Chip Merlin | Property Insurance Coverage Law Blog | November 21. 2016
Many property insurance company adjusters are required by their companies to determine the amount of depreciation to be taken when arriving at amounts of actual cash value. Many are told to determine this amount by determining the replacement cost and then subtracting depreciation. The question is: How are property insurance adjusters trained to determine depreciation so the insurance customer is not “ripped off” by taking too much depreciation?
I was thinking about this issue while reading an article on PropertyCasualty 360°, “A look at Replacement Cost Value vs. Actual Cash Value,” written by Enservio’s Scott Lacourse. My overriding thought was that this is an important topic about depreciation because so many insurance companies require taking depreciation in virtually every property insurance loss. Yet, the rules often cited of how a person accurately determines the depreciation to be taken seems unusually vague or simply wrong.
The topic is also very much on the mind of insurance companies, as I noted in Do Not Gamble on Being Ignorant About Depreciation of Labor–The MERLIN Las Vegas Public Adjuster Conference Will Make You a Winner! where I stated:
Some insurance companies seem to be in a race to the bottom by searching and questioning every possible way to pay their customers less following a loss. Taking depreciation on labor charges is a fairly new method for these companies.

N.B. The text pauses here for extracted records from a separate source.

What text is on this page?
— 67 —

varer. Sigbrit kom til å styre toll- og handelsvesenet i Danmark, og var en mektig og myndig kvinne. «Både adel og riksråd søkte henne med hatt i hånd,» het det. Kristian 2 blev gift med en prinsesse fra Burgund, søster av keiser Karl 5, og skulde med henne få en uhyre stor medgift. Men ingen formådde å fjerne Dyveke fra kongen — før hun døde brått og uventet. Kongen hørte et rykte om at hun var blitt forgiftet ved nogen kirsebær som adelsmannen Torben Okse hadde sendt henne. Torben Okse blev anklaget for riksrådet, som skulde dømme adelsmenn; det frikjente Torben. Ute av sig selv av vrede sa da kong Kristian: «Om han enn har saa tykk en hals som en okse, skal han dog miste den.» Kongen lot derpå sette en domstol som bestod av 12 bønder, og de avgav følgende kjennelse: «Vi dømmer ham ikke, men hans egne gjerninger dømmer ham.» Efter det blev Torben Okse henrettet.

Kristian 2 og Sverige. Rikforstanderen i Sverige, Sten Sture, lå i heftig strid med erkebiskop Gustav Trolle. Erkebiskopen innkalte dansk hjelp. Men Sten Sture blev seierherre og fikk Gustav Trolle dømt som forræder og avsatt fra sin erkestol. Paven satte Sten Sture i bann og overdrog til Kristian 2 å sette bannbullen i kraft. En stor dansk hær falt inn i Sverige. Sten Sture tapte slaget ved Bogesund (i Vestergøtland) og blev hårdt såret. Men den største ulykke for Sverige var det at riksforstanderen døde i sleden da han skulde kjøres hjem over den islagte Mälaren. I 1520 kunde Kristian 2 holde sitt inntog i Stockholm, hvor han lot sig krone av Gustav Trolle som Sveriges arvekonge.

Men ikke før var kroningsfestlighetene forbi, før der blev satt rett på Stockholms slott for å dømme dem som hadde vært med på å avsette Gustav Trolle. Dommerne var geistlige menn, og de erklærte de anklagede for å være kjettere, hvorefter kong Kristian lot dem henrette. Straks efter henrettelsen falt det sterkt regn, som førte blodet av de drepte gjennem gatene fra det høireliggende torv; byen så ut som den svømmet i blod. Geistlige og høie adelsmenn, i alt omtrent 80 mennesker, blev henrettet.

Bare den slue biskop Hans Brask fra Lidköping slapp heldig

As a result, there has been more litigation on the topic. Examples are noted in Depreciation of Property to Determine Actual Cash Value is Different in California and Age as a Factor in Determining Depreciation Used to Calculate Actual Cash Value.
I will write more about the Lacourse article this week. He is to be congratulated for writing about this very important topic, but I suggest that determining actual cash value and depreciation is not as simple as he indicates.
All property loss adjusters should ask themselves whether they may be making mistakes when determining actual cash value when depreciation is an element of the equation.